Pero la cinta también nos lleva a los desafíos del presente. El gran mérito de Permanencia voluntaria, es, insisto, contar con franqueza la historia de mujeres trans portadoras de VIH. Conocemos a Sasha, quien asegura con entereza que “ha tenido en su vida por 27 años a un marido fiel llamado VIH”; a Madre Vycktorya Letal, fundadora de la escena vogue en México, que un día vio a Cyndi Crawford y dijo “yo quiero caminar como ellas”; a Franka Polari de House of Apocalipstick y su lucha en el voluntariado y las marchas en contra del desabasto de medicamentos; a Polo Gómez manifestándose en la calle vistiendo únicamente un pañal con la leyenda “VIH/SIDA EMERGENCIA NACIONAL”: “Nuestro plan de agresión frente a la policía era meternos una aguja, sacarnos la sangre y acercarnos”. En última instancia, el propósito de la cinta es alzar la voz y unirnos. Pues ¿cómo transformar el dolor en algo poderoso y sanador, para así ayudar a otras personas que atraviesan lo mismo? Me gustaría cerrar con las palabras de la propia Sasha al término de la función. Orgullosa de compartir su historia por primera vez en una película, Sasha celebra cuán importante es “derribar nuestro propio estigma para poder ser libres”.

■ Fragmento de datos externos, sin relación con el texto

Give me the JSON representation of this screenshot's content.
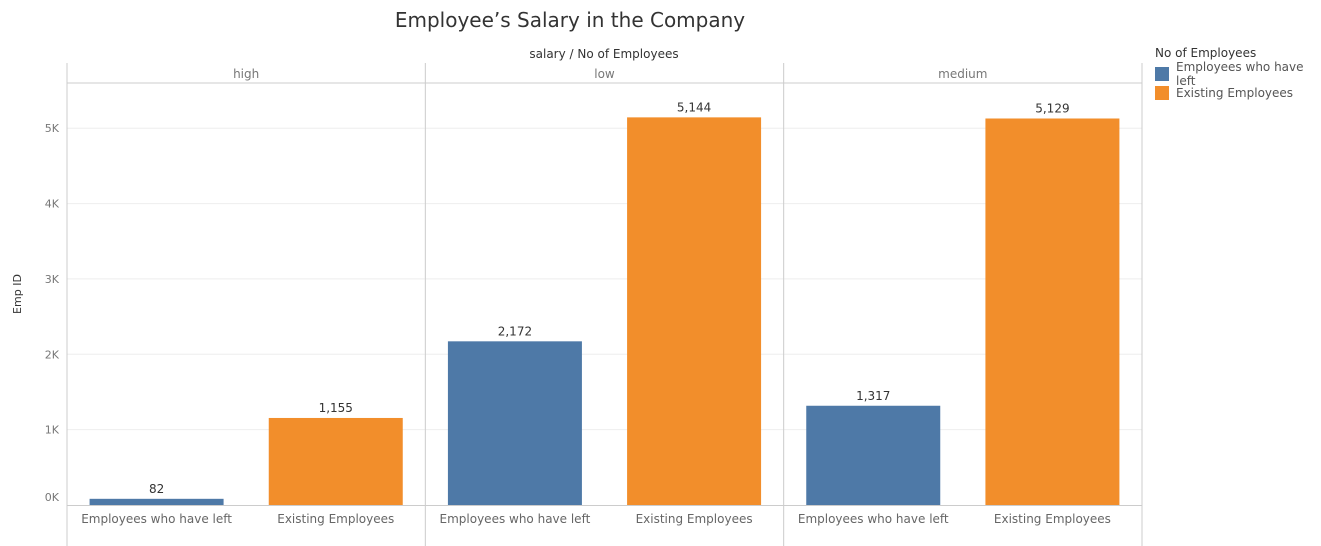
{
  "chart_data": {
    "type": "bar",
    "title": "Employee’s Salary in the Company",
    "column_header": "salary  /  No of Employees",
    "ylabel": "Emp ID",
    "ylim": [
      0,
      5600
    ],
    "y_ticks": [
      0,
      1000,
      2000,
      3000,
      4000,
      5000
    ],
    "y_tick_labels": [
      "0K",
      "1K",
      "2K",
      "3K",
      "4K",
      "5K"
    ],
    "grid": true,
    "legend_title": "No of Employees",
    "legend_position": "top-right",
    "series": [
      {
        "name": "Employees who have left",
        "color": "#4e79a7"
      },
      {
        "name": "Existing Employees",
        "color": "#f28e2b"
      }
    ],
    "panels": [
      {
        "salary": "high",
        "categories": [
          "Employees who have left",
          "Existing Employees"
        ],
        "values": [
          82,
          1155
        ],
        "labels": [
          "82",
          "1,155"
        ]
      },
      {
        "salary": "low",
        "categories": [
          "Employees who have left",
          "Existing Employees"
        ],
        "values": [
          2172,
          5144
        ],
        "labels": [
          "2,172",
          "5,144"
        ]
      },
      {
        "salary": "medium",
        "categories": [
          "Employees who have left",
          "Existing Employees"
        ],
        "values": [
          1317,
          5129
        ],
        "labels": [
          "1,317",
          "5,129"
        ]
      }
    ]
  }
}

- “Representaciones no moralizantes del SIDA”, Posiciones críticas. Ensayos sobre las políticas del arte y la identidad, Madrid, Ediciones Akal, 2005, p. 128. Agradezco a Laos Salazar por la referencia.
- Esta película forma parte del acervo propiedad de la Cineteca Nacional.
- Elisabeth Kübler-Ross, Sobre la muerte y los moribundos. Alivio del sufrimiento psicológico, Bogotá, De Bolsillo, 2014, p. 148.